The Mathias KERSCHT and Anna EWEN family group were included in the Messerich FB. However, there are still discrepancies. My Anna Maria KERSCHT is in the Mettendorf FB with birth being circa 1793. She had five siblings born between 1786 and 1794 in Messerich but she was not in the Messerich FB.
When I wrote 52 Ancestors: #45 The WAGNER-KERSCHT Family I discussed my doubts about Anna Maria being born abt. 1793 which would mean she was nearly 50 when her last child, my 2nd great-grandmother Magdalena WAGNER, was born. I didn’t have the WAGNER-KERSCHT family’s entry from the Mettendorf FB when I wrote the post a year ago. At the time the theme of the post was “nur nicht verzweifeln” or don’t despair due to all the missing information. I still don’t have the entry and have added it to the Research Manager as a To Do/Research Item for my next visit to the library.
The first documented mention of the town Messerich, Miezriche, was in the year 1066. In 1852 remains of Roman settlements were found thus proving that the place existed nearly one thousand years before it was first mentioned. In 1473 Messerich had 15 Feuerstellen, or houses which were lived in; in 1525 there were 12; in 1541 there were 14; and in 1624 there were only 5. The Thirty Years’ War (1618-1648), one of the deadliest conflicts in European history, and the Black Death, which repeatedly struck the Nimstal area in 1620-1633, were the cause for the decline in population. Today there are over 400 residents and 100 houses in Messerich.
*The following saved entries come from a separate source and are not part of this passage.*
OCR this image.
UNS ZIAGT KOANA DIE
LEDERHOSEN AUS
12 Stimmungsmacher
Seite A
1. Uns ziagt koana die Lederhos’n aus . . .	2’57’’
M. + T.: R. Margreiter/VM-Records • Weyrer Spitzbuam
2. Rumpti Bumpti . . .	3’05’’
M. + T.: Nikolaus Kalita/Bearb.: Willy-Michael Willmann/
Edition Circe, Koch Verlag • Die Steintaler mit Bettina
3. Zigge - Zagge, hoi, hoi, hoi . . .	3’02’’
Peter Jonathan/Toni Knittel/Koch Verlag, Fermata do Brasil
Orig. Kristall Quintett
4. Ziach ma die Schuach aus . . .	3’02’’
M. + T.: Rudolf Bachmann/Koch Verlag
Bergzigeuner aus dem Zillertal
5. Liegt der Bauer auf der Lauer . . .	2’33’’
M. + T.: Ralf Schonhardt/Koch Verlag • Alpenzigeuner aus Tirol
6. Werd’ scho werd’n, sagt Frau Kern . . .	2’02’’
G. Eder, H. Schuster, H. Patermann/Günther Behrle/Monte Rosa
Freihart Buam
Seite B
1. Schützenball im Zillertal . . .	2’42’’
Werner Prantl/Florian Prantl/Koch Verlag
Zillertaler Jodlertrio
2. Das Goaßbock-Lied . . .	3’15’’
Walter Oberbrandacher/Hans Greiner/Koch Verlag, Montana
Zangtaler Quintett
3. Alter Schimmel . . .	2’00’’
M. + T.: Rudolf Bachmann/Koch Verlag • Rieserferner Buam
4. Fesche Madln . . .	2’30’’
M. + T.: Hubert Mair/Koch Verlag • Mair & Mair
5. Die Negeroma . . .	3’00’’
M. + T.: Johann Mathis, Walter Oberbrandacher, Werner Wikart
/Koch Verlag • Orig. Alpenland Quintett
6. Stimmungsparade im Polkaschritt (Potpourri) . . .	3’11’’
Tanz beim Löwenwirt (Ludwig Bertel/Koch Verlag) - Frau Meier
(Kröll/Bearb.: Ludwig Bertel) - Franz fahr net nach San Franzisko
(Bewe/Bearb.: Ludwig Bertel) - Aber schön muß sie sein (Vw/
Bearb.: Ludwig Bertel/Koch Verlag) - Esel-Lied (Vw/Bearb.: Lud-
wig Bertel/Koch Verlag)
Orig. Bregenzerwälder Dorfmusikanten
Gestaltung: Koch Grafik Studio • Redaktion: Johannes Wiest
On the map above Messerich is a bit south of Bitburg. The closest towns to Messerich are Masholder, Birtlingen, Oberstedem, and Bitburg. Echternach, Luxembourg, the town where I live, lies 17.5 km or 10 miles to the south.
Until the end of the 18th century, Messerich belonged to the Bitburg Provost District of the Duchy of Luxembourg. The borders of Luxembourg, before 1659, are seen above as black lines including areas of present-day France, Belgium, and Germany. The area where Messerich lies belonged to the Duchy of Luxembourg until the dark green area went to Prussia in 1815.
Although Messerich today lies in Germany, during the time my ancestors lived there it was part of the Duchy of Luxembourg. Now I am curious to find out which of my other “German” ancestors were actually Luxembourgers.
The entries from the Messerich FB have all been inputted and cited in my family tree. Schankweiler, Mettendorf, Neuerburg/Eifel, Mürlenbach, and Fliessem family books remain to be done. Hopefully I will have finished them by November 26th when it is once again my turn to be on library duty.